Hoeness draws a sharp contrast between that environment and what Wirtz is facing now. In his description, at Leverkusen the playmaker received almost every ball, and if he lost it a couple of times nobody made a big issue of it. The overall goal was to keep feeding him, because everybody knew that his creativity and risk taking would eventually produce something decisive. At Liverpool, on the other hand, Hoeness feels that Wirtz is only seeing the ball a handful of times per half. With so few touches, any mistake is magnified. If he loses the ball twice out of five actions, he immediately appears inefficient, and that reflects poorly in the eyes of coaches, analysts and fans.
From the German perspective, that is a fundamental problem. A player like Wirtz lives from rhythm and confidence. He needs a constant flow of passes, a system that encourages him to try the unexpected and a coach who accepts that his style naturally involves some turnovers in exchange for moments of brilliance. If he is used in a more restrictive role, or in a position where he has to do more defensive work and fewer creative actions, then his unique strengths are dulled.
Hoeness’s criticism also reveals a broader frustration that has existed for some time within parts of the German football establishment. Bayern had seen Wirtz as a natural symbol for the future of the club and perhaps even for the Bundesliga as a whole. Watching him go abroad and then, in their eyes, being used in a way that does not bring out his full potential, inevitably touches a nerve. It raises the old debate about whether young German talents are better served staying in the Bundesliga, where they are given star status, or moving early to the Premier League, where competition and pressure are different and patience is often limited.
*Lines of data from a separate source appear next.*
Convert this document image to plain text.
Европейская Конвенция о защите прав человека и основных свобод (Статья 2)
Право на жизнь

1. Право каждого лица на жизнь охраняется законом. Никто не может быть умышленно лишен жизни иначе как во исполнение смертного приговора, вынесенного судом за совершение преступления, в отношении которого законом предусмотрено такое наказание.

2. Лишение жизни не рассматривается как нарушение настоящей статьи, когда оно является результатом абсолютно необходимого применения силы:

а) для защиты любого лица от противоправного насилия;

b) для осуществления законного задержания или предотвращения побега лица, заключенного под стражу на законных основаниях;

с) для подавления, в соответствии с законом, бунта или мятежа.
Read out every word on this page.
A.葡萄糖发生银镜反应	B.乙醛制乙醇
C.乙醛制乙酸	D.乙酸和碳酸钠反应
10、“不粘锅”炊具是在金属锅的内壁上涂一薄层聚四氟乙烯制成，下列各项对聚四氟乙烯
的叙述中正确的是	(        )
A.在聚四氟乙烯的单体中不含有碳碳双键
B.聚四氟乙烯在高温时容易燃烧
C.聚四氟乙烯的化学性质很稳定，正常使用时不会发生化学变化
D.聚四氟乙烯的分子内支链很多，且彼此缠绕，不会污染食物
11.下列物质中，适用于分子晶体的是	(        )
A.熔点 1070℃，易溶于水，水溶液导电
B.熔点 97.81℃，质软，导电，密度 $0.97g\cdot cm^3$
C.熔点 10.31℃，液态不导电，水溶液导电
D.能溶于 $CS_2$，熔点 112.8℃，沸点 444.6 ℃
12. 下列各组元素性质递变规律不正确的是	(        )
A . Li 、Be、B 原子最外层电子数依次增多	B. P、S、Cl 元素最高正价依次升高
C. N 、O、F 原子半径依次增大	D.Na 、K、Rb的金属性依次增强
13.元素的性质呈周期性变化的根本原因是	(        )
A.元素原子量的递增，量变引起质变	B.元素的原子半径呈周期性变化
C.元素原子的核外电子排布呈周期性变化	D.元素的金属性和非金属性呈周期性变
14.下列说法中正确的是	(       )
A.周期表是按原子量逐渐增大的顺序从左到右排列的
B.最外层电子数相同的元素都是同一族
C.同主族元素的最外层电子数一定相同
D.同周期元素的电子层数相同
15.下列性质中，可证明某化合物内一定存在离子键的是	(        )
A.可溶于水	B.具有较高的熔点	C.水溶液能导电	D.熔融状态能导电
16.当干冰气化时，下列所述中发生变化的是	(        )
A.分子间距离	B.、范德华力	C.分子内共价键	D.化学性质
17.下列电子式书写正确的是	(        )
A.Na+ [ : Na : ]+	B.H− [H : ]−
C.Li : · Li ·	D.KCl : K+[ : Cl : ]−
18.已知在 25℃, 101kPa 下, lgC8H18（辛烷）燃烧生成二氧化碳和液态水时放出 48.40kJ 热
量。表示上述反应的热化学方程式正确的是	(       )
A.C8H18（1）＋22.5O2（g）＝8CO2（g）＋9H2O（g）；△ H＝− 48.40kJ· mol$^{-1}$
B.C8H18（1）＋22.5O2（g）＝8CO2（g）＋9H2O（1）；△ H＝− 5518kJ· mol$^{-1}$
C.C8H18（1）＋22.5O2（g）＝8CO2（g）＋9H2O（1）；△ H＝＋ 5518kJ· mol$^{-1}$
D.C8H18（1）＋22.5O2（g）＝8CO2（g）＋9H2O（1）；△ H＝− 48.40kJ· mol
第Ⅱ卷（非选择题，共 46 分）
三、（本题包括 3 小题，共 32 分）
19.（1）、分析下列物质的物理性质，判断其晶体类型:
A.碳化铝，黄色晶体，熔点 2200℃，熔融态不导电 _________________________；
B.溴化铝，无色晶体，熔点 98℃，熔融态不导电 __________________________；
For Liverpool and Arne Slot, the situation is equally delicate. A transfer of this magnitude always comes with scrutiny. If a player of Wirtz’s profile is not immediately shining, the tactical choices of the manager come under the microscope. Is he being played in the right position, with the right responsibilities, and surrounded by the right partners in midfield and attack. Hoeness’s comments amplify that discussion by suggesting that promises were made and not kept, which implies a gap between the project that was sold in private conversations and the reality that has unfolded on the pitch.
In the end, the core of the debate is simple. Wirtz is a gifted attacking midfielder who thrives on freedom, touches and trust. Hoeness believes that Liverpool and Slot have not yet created the conditions for him to be that kind of player. Instead of being the focal point, he has become just one piece in a larger puzzle, and a piece that is not always in the right place. Whether that will change over time, as Slot continues to adjust his system and Wirtz settles into English football, remains to be seen. For now, though, the honorary president of Bayern Munich has made his verdict very clear, and he does not hide that he feels more sympathy for the player than for the manager who is currently in charge of him.